More than 200,000 children were at risk of missing out on an education or lost out on training because of Trump’s order on border security, according to a report released Tuesday.
The report, based on a survey of parents, teachers, educators and school officials, found that a significant number of teachers were concerned about the impact of the executive order, which requires the government to prioritize the deportation of undocumented immigrants.
The teachers surveyed by The Washington Times were also concerned that the order could negatively impact their students’ chances of earning a college degree.
Many of them also noted that students who attend schools that are “critical” to the education of children with disabilities are also at risk.
The Trump administration is appealing a federal court’s ruling that said the order violates the First Amendment of the Constitution.
But some of the teachers surveyed were not satisfied with the ruling, and they have been urging the Trump administration to make the order permanent.
The order was also challenged in court, and the Supreme Court is scheduled to hear arguments later this month.
The Education Department is reviewing the report, said Sarah Leininger, a spokeswoman.
But, she said, the report provides “a snapshot of how our educators view the impact the executive orders immigration order is having on the country’s educational institutions.”
In addition to the teachers, parents and school leaders surveyed by the Times, the National Association of State Boards of Education said that more than 3,000 school districts have adopted policies that explicitly limit the ability of undocumented students to receive federal funding.

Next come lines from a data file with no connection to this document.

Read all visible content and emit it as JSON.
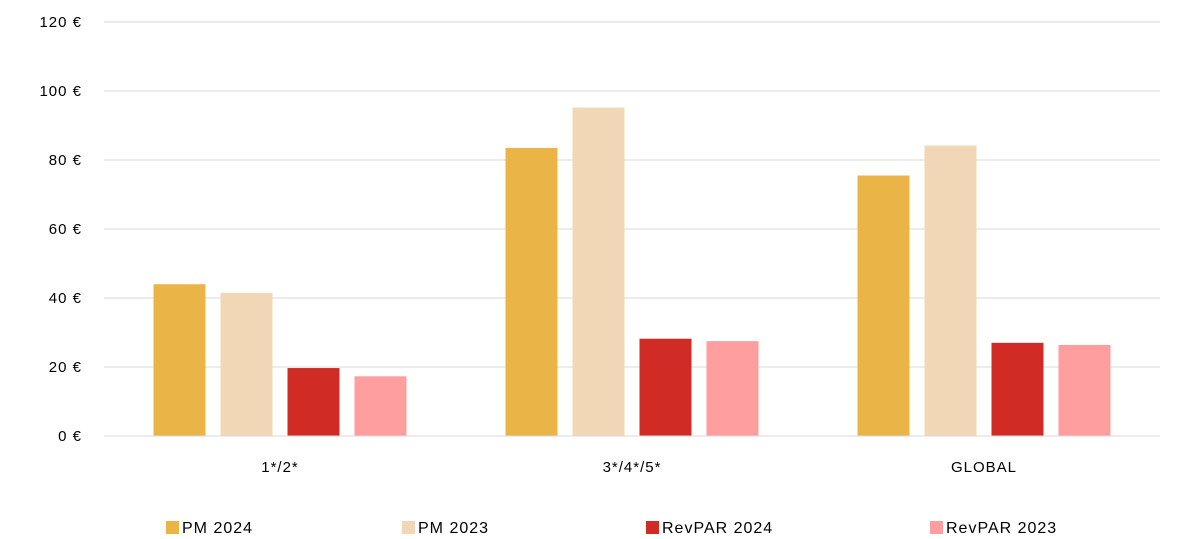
{
  "chart_data": {
    "type": "bar",
    "title": "",
    "xlabel": "",
    "ylabel": "",
    "ylim": [
      0,
      120
    ],
    "y_tick_values": [
      0,
      20,
      40,
      60,
      80,
      100,
      120
    ],
    "y_tick_labels": [
      "0 €",
      "20 €",
      "40 €",
      "60 €",
      "80 €",
      "100 €",
      "120 €"
    ],
    "grid": true,
    "legend_position": "bottom",
    "categories": [
      "1*/2*",
      "3*/4*/5*",
      "GLOBAL"
    ],
    "series": [
      {
        "name": "PM 2024",
        "color": "#EBB447",
        "values": [
          44,
          83.5,
          75.5
        ]
      },
      {
        "name": "PM 2023",
        "color": "#F2D7B6",
        "values": [
          41.5,
          95.2,
          84.2
        ]
      },
      {
        "name": "RevPAR 2024",
        "color": "#D12B25",
        "values": [
          19.7,
          28.2,
          27
        ]
      },
      {
        "name": "RevPAR 2023",
        "color": "#FF9E9E",
        "values": [
          17.3,
          27.5,
          26.4
        ]
      }
    ]
  }
}
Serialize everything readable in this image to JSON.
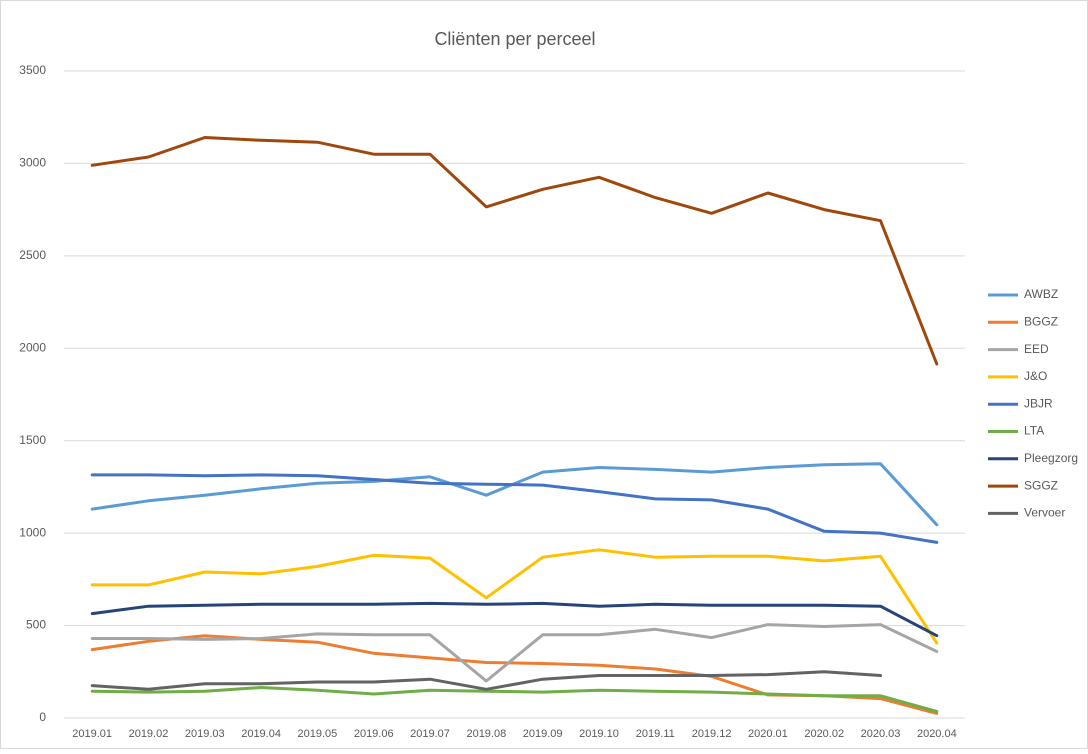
{
  "chart_data": {
    "type": "line",
    "title": "Cliënten per perceel",
    "categories": [
      "2019.01",
      "2019.02",
      "2019.03",
      "2019.04",
      "2019.05",
      "2019.06",
      "2019.07",
      "2019.08",
      "2019.09",
      "2019.10",
      "2019.11",
      "2019.12",
      "2020.01",
      "2020.02",
      "2020.03",
      "2020.04"
    ],
    "ylim": [
      0,
      3500
    ],
    "yticks": [
      0,
      500,
      1000,
      1500,
      2000,
      2500,
      3000,
      3500
    ],
    "grid": true,
    "legend": "right",
    "series": [
      {
        "name": "AWBZ",
        "color": "#5b9bd5",
        "values": [
          1130,
          1175,
          1205,
          1240,
          1270,
          1280,
          1305,
          1205,
          1330,
          1355,
          1345,
          1330,
          1355,
          1370,
          1375,
          1045
        ]
      },
      {
        "name": "BGGZ",
        "color": "#ed7d31",
        "values": [
          370,
          415,
          445,
          425,
          410,
          350,
          325,
          300,
          295,
          285,
          265,
          225,
          125,
          120,
          105,
          25
        ]
      },
      {
        "name": "EED",
        "color": "#a5a5a5",
        "values": [
          430,
          430,
          425,
          430,
          455,
          450,
          450,
          200,
          450,
          450,
          480,
          435,
          505,
          495,
          505,
          360
        ]
      },
      {
        "name": "J&O",
        "color": "#ffc000",
        "values": [
          720,
          720,
          790,
          780,
          820,
          880,
          865,
          650,
          870,
          910,
          870,
          875,
          875,
          850,
          875,
          405
        ]
      },
      {
        "name": "JBJR",
        "color": "#4472c4",
        "values": [
          1315,
          1315,
          1310,
          1315,
          1310,
          1290,
          1270,
          1265,
          1260,
          1225,
          1185,
          1180,
          1130,
          1010,
          1000,
          950
        ]
      },
      {
        "name": "LTA",
        "color": "#70ad47",
        "values": [
          145,
          140,
          145,
          165,
          150,
          130,
          150,
          145,
          140,
          150,
          145,
          140,
          130,
          120,
          120,
          35
        ]
      },
      {
        "name": "Pleegzorg",
        "color": "#264478",
        "values": [
          565,
          605,
          610,
          615,
          615,
          615,
          620,
          615,
          620,
          605,
          615,
          610,
          610,
          610,
          605,
          445
        ]
      },
      {
        "name": "SGGZ",
        "color": "#9e480e",
        "values": [
          2990,
          3035,
          3140,
          3125,
          3115,
          3050,
          3050,
          2765,
          2860,
          2925,
          2815,
          2730,
          2840,
          2750,
          2690,
          1915
        ]
      },
      {
        "name": "Vervoer",
        "color": "#636363",
        "values": [
          175,
          155,
          185,
          185,
          195,
          195,
          210,
          155,
          210,
          230,
          230,
          230,
          235,
          250,
          230,
          null
        ]
      }
    ]
  }
}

The American Federation of Teachers said the federal government should not “take away the ability” of undocumented immigrant students to attend public schools.
The union is also asking the federal courts to reinstate the Trump executive order that bars federal funding for the schools and to overturn the injunction.
In a statement, the teachers union said the schools are “struggling to find ways to meet the needs of their students” and that “the government is making it more difficult for them to succeed.”